Home builders, of course, rarely build anything. Instead they finance, identify resources, design, contract, coordinate, schedule, sell, and service homes—but they do not physically build them. More than 95 percent of the people who work for builders do not labor for them as employees and, more than that, they often work for competitors. On any given house, a builder will engage a minimum of 500 people from 35 companies, and that can grow to over a thousand people from 50 or more firms. During construction, the work is done outside in sun, wind, rain, and snow with virtually none of the common comforts found in a traditional manufacturing environment. Add to this scenario a
bevy of codes and their often inconsistent interpretation by inspectors. Finally, in no other business do you find customers so directly connected to the product during production, and we all know the chaos they can produce—if you let them.

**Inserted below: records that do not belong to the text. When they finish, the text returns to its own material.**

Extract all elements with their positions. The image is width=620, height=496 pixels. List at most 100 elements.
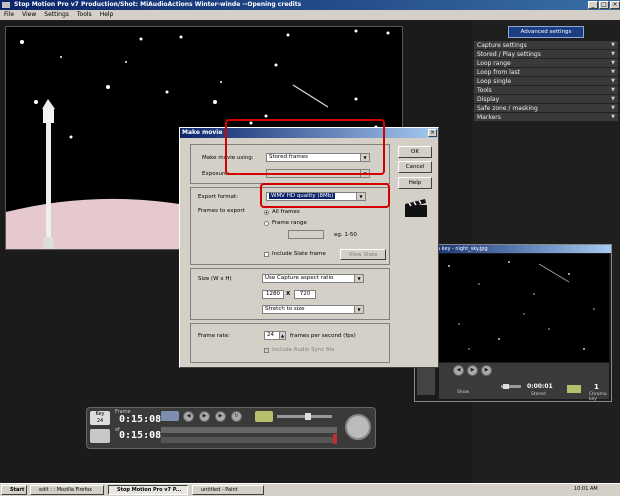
clock: 10:01 AM <box>574 486 598 492</box>
all-frames-label: All frames <box>272 209 300 215</box>
menu-file[interactable]: File <box>0 10 18 19</box>
all-frames-radio[interactable] <box>264 210 269 215</box>
dialog-close-icon[interactable]: × <box>428 129 437 137</box>
key-mode-button[interactable] <box>567 385 581 393</box>
panel-stored-play-settings[interactable]: Stored / Play settings ▼ <box>474 50 618 59</box>
panel-loop-from-last[interactable]: Loop from last ▼ <box>474 68 618 77</box>
key-play-icon[interactable]: ▶ <box>467 365 478 376</box>
export-format-label: Export format: <box>198 194 238 200</box>
cancel-button[interactable]: Cancel <box>398 161 432 173</box>
chroma-key-window: a key - night_sky.jpg ◀ ▶ ▶ 0:00:01 Stor… <box>414 244 612 402</box>
range-hint: eg. 1-50 <box>334 232 357 238</box>
width-input[interactable]: 1280 <box>262 290 284 299</box>
frame-range-label: Frame range <box>272 220 307 226</box>
panel-capture-settings[interactable]: Capture settings ▼ <box>474 41 618 50</box>
play-icon[interactable]: ▶ <box>199 411 210 422</box>
current-time: 0:15:08 <box>119 414 162 425</box>
highlight-make-movie-using <box>225 119 385 175</box>
chevron-down-icon: ▼ <box>611 78 615 84</box>
menu-view[interactable]: View <box>18 10 40 19</box>
frame-rate-unit: frames per second (fps) <box>290 333 356 339</box>
start-button[interactable]: Start <box>1 485 27 495</box>
show-label[interactable]: Show <box>457 390 469 395</box>
height-input[interactable]: 720 <box>294 290 316 299</box>
chevron-down-icon[interactable]: ▼ <box>354 275 363 282</box>
panel-item-label: Loop from last <box>477 69 520 76</box>
view-slate-button[interactable]: View Slate <box>340 249 386 260</box>
camera-icon[interactable] <box>90 429 110 443</box>
menu-settings[interactable]: Settings <box>40 10 73 19</box>
menu-help[interactable]: Help <box>96 10 118 19</box>
frame-rate-label: Frame rate: <box>198 333 230 339</box>
times-symbol: X <box>286 291 291 297</box>
frame-range-input[interactable] <box>288 230 324 239</box>
frame-range-radio[interactable] <box>264 221 269 226</box>
starfield-image <box>439 254 609 362</box>
key-slider-handle[interactable] <box>503 384 509 389</box>
panel-item-label: Loop single <box>477 78 512 85</box>
chevron-down-icon: ▼ <box>611 87 615 93</box>
key-tool-icon[interactable] <box>417 365 435 395</box>
chevron-down-icon: ▼ <box>611 60 615 66</box>
fps-value: 24 <box>96 418 104 424</box>
advanced-settings-button[interactable]: Advanced settings <box>508 26 584 38</box>
include-audio-checkbox[interactable] <box>264 348 269 353</box>
panel-markers[interactable]: Markers ▼ <box>474 113 618 122</box>
playhead-marker[interactable] <box>333 434 337 444</box>
live-button[interactable] <box>255 411 273 422</box>
panel-loop-single[interactable]: Loop single ▼ <box>474 77 618 86</box>
menu-tools[interactable]: Tools <box>73 10 96 19</box>
key-controls: ◀ ▶ ▶ 0:00:01 Stored 1 Chroma key Show <box>439 363 609 402</box>
panel-item-label: Tools <box>477 87 492 94</box>
chevron-down-icon: ▼ <box>611 42 615 48</box>
panel-item-label: Markers <box>477 114 501 121</box>
chroma-value: 1 <box>594 383 599 391</box>
app-title-bar: Stop Motion Pro v7 Production/Shot: MiAu… <box>0 0 620 10</box>
panel-display[interactable]: Display ▼ <box>474 95 618 104</box>
chroma-key-label: Chroma key <box>589 392 607 402</box>
help-button[interactable]: Help <box>398 177 432 189</box>
include-slate-checkbox[interactable] <box>264 252 269 257</box>
size-value: Use Capture aspect ratio <box>265 275 334 281</box>
menu-bar: File View Settings Tools Help <box>0 10 620 20</box>
opacity-slider-handle[interactable] <box>305 413 311 420</box>
frame-rate-group <box>190 323 390 363</box>
panel-loop-range[interactable]: Loop range ▼ <box>474 59 618 68</box>
key-next-icon[interactable]: ▶ <box>481 365 492 376</box>
size-label: Size (W x H) <box>198 276 232 282</box>
timeline-track[interactable] <box>161 427 337 433</box>
panel-item-label: Safe zone / masking <box>477 105 538 112</box>
loop-icon[interactable]: ↻ <box>231 411 242 422</box>
ok-button[interactable]: OK <box>398 146 432 158</box>
taskbar-firefox[interactable]: edit : : Mozilla Firefox <box>30 485 104 495</box>
frame-scrubber[interactable] <box>161 437 337 443</box>
app-icon <box>2 2 10 8</box>
panel-item-label: Loop range <box>477 60 511 67</box>
clapperboard-icon <box>405 199 427 217</box>
stretch-select[interactable]: Stretch to size ▼ <box>262 305 364 314</box>
panel-item-label: Stored / Play settings <box>477 51 541 58</box>
playback-mode-button[interactable] <box>161 411 179 421</box>
panel-item-label: Capture settings <box>477 42 527 49</box>
taskbar-paint[interactable]: untitled - Paint <box>192 485 264 495</box>
close-button[interactable]: × <box>610 1 620 9</box>
chevron-down-icon: ▼ <box>611 96 615 102</box>
spinner-icon[interactable]: ▲ <box>279 332 285 339</box>
maximize-button[interactable]: □ <box>599 1 609 9</box>
chevron-down-icon: ▼ <box>611 105 615 111</box>
panel-item-label: Display <box>477 96 500 103</box>
step-back-icon[interactable]: ◀ <box>183 411 194 422</box>
minimize-button[interactable]: _ <box>588 1 598 9</box>
chevron-down-icon[interactable]: ▼ <box>354 306 363 313</box>
capture-button-icon[interactable] <box>345 414 371 440</box>
frame-rate-input[interactable]: 24 ▲ <box>264 331 286 340</box>
chevron-down-icon: ▼ <box>611 69 615 75</box>
taskbar-stop-motion[interactable]: Stop Motion Pro v7 P... <box>108 485 188 495</box>
size-select[interactable]: Use Capture aspect ratio ▼ <box>262 274 364 283</box>
step-forward-icon[interactable]: ▶ <box>215 411 226 422</box>
panel-safe-zone[interactable]: Safe zone / masking ▼ <box>474 104 618 113</box>
total-time: 0:15:08 <box>119 430 162 441</box>
panel-tools[interactable]: Tools ▼ <box>474 86 618 95</box>
key-time: 0:00:01 <box>527 383 553 390</box>
key-prev-icon[interactable]: ◀ <box>453 365 464 376</box>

Dr. W. Edwards Deming was known for many profound observations about manufacturing processes and management, but none is more simple yet poignant than this: “Uncontrolled variation is the enemy of quality.” Neither Deming nor anyone else would suggest for a moment that you cannot have variation in plans and product; but to the degree you fail to control it and provide coping mechanisms for what you cannot control, then quality,
customer satisfaction, and profit all suffer. There are many, many targets in home building where we can reduce the variation that
leads to complexity and to chaos. Use this list of 10 opportunity targets to start your own, and I encourage you to share any others you devise that reduce chaos in your own organization.
1. Reduce employee turnover
Most of what we read about
employee turnover emphasizes the cost of replacement, often cited as three-to-four times the annual income of any trained, experienced person you lose. That includes the cost for recruiting, retraining, and getting someone up to speed. But replacement costs are not the biggest problem. The real issue is losing the rhythm of production, called “Takt” time in classic Lean. With turnover in your staff, you lose a smooth-running organization, which results in continual static in the system,
inefficiency, and induced variation as you start, stop, restart, over and over the myriad small processes that make up the larger system. The analogy of not firing on all cylinders is apt, and a larger burden then falls to those who are firing, to keep the machine going. Everyone is stressed and chaos increases.
2. Reduce the absolute number of suppliers and trades
Each supplier and trade beyond the absolute minimum required places additional burden on the system in administration, bookkeeping, data entry, and data processing, just for starters. Simply keeping up with phone numbers, addresses, Federal Tax ID numbers, W-9s, and checks is a nightmare. Construction and purchasing must learn the strengths, weaknesses, and idiosyncrasies of too many companies. Which is most timely? Which has the best crews, and what are their names? How about the crews you never want to see on your site again? As described in the introduction, you already utilize a minimum of 35 companies and 500 people to build your houses. Are you sure you want to add another ring to that circus?